Cependant le docteur, malgré les insistances dont on le presse, refuse avec douceur de quitter son banc rustique. De la main il fait signe qu’il se trouve bien là, sous les arbres. Il respire avec effort et son chapeau enlevé, — malgré l’air déjà frais de ces jours d’automne — son bâton de route tombé parmi les feuilles mortes, il essuie, essuie son front baigné de sueurs…

— « Oui, il se sentait un peu las à son arrivée… il ne savait pas trop pourquoi, » tentait-il d’expliquer. « Sa digestion peut-être ; car, d’ordinaire, cela le délassait pareille course à travers champs… Ça va mieux maintenant… ça va mieux… »

Ce mieux qu’il éprouvait… c’était qu’en essuyant son front, il essuyait à la fois toutes ses âpres résolutions.
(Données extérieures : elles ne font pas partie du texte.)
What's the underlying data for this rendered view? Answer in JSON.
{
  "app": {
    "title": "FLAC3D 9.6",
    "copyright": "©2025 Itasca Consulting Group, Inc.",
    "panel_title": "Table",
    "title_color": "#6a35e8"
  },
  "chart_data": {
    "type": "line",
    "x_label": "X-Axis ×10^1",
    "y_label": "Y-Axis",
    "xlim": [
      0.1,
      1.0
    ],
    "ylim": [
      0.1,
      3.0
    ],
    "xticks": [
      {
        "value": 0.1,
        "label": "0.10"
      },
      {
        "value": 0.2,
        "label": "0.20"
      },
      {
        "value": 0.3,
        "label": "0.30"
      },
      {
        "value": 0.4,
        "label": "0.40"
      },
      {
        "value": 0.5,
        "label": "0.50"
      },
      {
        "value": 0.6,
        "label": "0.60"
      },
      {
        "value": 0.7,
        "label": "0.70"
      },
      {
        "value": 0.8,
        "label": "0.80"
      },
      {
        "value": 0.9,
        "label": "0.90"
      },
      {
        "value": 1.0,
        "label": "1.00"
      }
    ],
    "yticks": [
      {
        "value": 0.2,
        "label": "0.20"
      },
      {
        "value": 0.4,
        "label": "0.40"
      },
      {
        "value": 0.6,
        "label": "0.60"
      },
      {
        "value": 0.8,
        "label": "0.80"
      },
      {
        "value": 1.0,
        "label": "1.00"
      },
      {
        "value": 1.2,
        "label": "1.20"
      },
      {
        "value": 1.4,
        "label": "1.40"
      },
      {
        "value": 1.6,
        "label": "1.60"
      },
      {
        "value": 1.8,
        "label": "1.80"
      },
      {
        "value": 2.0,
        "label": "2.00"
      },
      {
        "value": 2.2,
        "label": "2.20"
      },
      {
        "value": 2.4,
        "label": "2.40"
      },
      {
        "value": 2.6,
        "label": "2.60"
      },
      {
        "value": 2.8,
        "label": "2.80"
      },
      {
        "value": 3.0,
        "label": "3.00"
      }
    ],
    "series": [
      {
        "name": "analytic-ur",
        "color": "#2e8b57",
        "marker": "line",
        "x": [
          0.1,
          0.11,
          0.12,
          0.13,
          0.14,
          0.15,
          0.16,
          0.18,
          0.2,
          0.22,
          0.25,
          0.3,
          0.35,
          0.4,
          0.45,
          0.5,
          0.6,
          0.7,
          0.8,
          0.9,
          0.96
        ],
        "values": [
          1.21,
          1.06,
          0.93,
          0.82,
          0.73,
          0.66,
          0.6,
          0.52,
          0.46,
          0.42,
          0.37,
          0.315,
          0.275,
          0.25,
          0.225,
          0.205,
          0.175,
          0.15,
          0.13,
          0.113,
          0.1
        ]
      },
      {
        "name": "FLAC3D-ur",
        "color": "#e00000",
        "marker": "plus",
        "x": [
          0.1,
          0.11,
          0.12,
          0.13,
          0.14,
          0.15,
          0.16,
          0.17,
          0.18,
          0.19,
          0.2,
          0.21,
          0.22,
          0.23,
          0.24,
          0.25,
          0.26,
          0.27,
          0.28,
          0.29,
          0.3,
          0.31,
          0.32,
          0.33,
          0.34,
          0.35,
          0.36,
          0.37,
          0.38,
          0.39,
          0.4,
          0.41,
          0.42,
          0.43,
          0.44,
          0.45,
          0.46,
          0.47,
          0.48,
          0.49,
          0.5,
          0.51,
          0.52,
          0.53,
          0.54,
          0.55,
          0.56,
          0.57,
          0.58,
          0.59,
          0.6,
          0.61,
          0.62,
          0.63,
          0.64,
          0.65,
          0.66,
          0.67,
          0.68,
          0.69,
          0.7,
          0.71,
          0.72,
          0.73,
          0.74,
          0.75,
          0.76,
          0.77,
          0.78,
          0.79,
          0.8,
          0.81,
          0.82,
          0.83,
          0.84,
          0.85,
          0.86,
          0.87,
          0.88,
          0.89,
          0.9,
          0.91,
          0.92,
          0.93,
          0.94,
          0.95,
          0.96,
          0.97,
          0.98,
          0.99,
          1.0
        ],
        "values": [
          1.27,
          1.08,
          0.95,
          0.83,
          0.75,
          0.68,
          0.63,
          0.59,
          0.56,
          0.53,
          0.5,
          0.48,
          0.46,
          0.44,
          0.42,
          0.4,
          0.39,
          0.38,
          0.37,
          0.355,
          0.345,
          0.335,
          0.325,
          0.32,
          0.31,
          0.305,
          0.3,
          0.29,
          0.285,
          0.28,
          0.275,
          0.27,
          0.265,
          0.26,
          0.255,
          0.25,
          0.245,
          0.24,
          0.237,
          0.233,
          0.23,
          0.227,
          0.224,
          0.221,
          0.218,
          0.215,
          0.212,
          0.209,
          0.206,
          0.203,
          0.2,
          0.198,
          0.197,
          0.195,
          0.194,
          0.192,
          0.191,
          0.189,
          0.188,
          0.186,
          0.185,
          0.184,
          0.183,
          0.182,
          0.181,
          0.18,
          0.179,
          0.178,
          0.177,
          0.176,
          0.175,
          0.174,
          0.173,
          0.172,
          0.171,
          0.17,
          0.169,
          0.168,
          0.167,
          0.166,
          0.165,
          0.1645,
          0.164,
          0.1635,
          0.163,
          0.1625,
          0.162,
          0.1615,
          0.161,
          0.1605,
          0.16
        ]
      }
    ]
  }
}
Il les a senties s’évanouir en voyant, penchées sur lui, les deux figures confiantes et sereines qu’il avait accepté de contrister. Dans sa longue pratique de médecin, il a mutilé bien des corps ; il n’avait pas prévu qu’il fût plus cruel de meurtrir des âmes. Toute son opiniâtre volonté capitule instantanément, et il se sent soulagé, tout à fait regaillardi :

— « En vérité, Yves, il n’y a rien qui vaille cette brise de montagne pour rafraîchir et retremper… » Et prêt à sourire : « Comprends-tu qu’Hugo ait pu écrire ces vers baroques ?

« Le vent qui vient à travers la montagne,
Me rendra fou. »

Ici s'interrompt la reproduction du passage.